IWF: Neue Mission und alte Fragen
Wird die Ukraine vom IWF Kredite erhalten? Heute ist dies nicht nur für den Finanzmarkt, sondern für das gesamte Land von äußerstem Interesse. Strategisch betrachtet, ist die Antwort auf diese Frage für den Staat unter Umständen nicht minder bedeutend als die auf die Frage, in welche Richtung sich die Ukraine bewegen wird – Richtung Zollunion oder EU. Oder wie sich beispielsweise die Angelegenheit um Jewgenij Schtscherban entwickeln wird…Diese Dinge sind nicht nur hinsichtlich ihrer Tragweite vergleichbar, sondern auch miteinander verknüpft. Sollte der IWF Kiew kein weiteres Darlehen gewähren, erhöht sich das Risiko, dass sich die Ukraine in Richtung des autoritären Ostens bewegen wird – weiter weg von europäischen Normen und Werten. Wie werden hierbei die Bewegungen der Hrywnja aussehen?
Bekanntermaßen wird am Dienstag, den 29. Januar, eine Gesandtschaft des IWF unter der Leitung von Christopher Jarvis in Kiew eintreffen, um die Gespräche über ein neues Stand-By-Abkommen wieder aufzunehmen. Die Mission wird bis zum 12. Februar tätig sein.
Wie der erste stellvertretende Ministerpräsident Sergej Arbusow anmerkte, rechnet die Ukraine damit, 15 Mrd. US-Dollar vom IWF zu bekommen. Im Rahmen des vorherigen Vertrages, der bis zum 27. Dezember 2012 gültig war, erhielt die Ukraine lediglich zwei Kredittranchen von zusammen 3,4 Mrd. US-Dollar aus der vereinbarten Summe von insgesamt 15,5 Mrd. USD.

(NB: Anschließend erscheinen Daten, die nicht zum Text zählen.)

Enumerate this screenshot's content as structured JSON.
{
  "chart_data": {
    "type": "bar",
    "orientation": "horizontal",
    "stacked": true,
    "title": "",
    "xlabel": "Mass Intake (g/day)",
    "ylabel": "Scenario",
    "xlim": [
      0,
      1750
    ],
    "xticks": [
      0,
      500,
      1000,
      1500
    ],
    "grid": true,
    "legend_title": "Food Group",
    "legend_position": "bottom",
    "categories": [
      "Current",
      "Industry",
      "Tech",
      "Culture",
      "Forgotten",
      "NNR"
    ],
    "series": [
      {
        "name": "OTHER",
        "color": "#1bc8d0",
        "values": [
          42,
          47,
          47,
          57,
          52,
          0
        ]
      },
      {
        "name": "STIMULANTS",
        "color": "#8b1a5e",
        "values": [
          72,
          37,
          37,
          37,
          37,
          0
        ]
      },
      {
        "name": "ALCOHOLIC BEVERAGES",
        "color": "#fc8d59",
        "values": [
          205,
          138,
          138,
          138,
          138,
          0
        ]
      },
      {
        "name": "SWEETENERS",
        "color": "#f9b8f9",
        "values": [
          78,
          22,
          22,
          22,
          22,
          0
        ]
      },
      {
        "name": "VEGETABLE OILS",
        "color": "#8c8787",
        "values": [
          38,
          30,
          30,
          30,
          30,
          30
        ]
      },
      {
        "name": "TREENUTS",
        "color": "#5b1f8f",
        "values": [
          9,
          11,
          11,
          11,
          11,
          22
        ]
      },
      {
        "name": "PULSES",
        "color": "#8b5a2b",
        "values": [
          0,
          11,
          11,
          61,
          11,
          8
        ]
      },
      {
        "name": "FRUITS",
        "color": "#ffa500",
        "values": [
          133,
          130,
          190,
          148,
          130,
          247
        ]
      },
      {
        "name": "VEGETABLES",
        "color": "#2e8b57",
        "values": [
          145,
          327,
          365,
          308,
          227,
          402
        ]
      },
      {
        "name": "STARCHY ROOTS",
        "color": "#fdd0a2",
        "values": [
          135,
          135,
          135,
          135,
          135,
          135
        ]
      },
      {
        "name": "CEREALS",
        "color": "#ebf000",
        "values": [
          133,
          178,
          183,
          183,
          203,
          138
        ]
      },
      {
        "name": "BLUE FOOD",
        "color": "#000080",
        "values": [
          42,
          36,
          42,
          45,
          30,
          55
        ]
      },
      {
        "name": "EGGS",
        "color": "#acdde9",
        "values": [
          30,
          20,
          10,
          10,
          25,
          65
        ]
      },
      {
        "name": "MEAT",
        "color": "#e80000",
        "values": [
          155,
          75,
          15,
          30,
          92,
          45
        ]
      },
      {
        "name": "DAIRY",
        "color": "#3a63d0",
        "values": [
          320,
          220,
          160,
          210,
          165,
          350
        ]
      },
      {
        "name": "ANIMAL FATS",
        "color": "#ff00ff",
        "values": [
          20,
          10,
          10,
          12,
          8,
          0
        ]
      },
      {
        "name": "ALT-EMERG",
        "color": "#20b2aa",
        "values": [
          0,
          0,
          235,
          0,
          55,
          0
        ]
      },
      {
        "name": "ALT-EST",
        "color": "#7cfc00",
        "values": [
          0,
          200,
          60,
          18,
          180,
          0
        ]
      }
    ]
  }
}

Im Verlauf des vergangenen Jahres hat die Ukraine dem Fonds 2,43 Mrd. SDR (3,74 Mrd. US-Dollar nach aktuellem Kurs) zurückgezahlt. In diesem Jahr sollen die Zahlungen noch höher ausfallen – 3,66 Mrd. SDR (etwa 5,63 Mrd. US-Dollar). Für unseren Staat wäre eine optimale Lösung, diese Zahlungen durch neue IWF-Kredite zu refinanzieren.
Im vergangenen Jahr haben einige Repräsentanten der Machtspitze gebetsmühlenartig wiederholt, dass die Wiederaufnahme der Zusammenarbeit mit dem Fonds für die Ukraine zwar eine nützliche, aber nicht dringliche oder gar obligatorische Angelegenheit sei. Ähnliche Verlautbarungen sind auch jetzt zu hören, wenngleich mit weniger Bravade. Wie unter anderem Nikolaj Asarow unterstrich, seien 9 Mrd. US-Dollar der in diesem Jahr vom Staat zu tilgenden Auslandsverschuldung „im Haushalt verplant und verteilt“. Angeblich würde es auch ohne den IWF gehen. Möglich, dennoch stellt sich die Frage: Entsprechen die Budgetvorhersagen und die auf deren Grundlage berechneten Pläne der Realität?
Der ukrainischen Wirtschaft und den Staatsfinanzen geht es definitiv besser als in den Jahren 2008 bis 2009. Offensichtliche Ursachen (sowohl inländische als auch ausländische) beispielsweise für einen 15-prozentigen Rückgang des BIP und eine 60-prozentige Abschwächung des Hrywnja sind nicht erkennbar. Die Mehrheit der Fachwelt tendiert zu der Auffassung, dass sich das ukrainische BIP nach Jahresabschluss 2013 im „Plusbereich“ bewegen wird, wenn auch minimal (Weltbank: 2,2 %, EBRD: 1 %, S&P: 2,5 %). Man rechnet mit einer moderaten Abschwächung der Hrywnja (um 10 Prozent), die einerseits die Exporteure stützen und ihre Position (gegen eine Währungsabwertung in den Ländern, die Schlüsselpartner und –konkurrenten darstellen) stärken und andererseits den Finanzsektor nicht destabilisieren sollte.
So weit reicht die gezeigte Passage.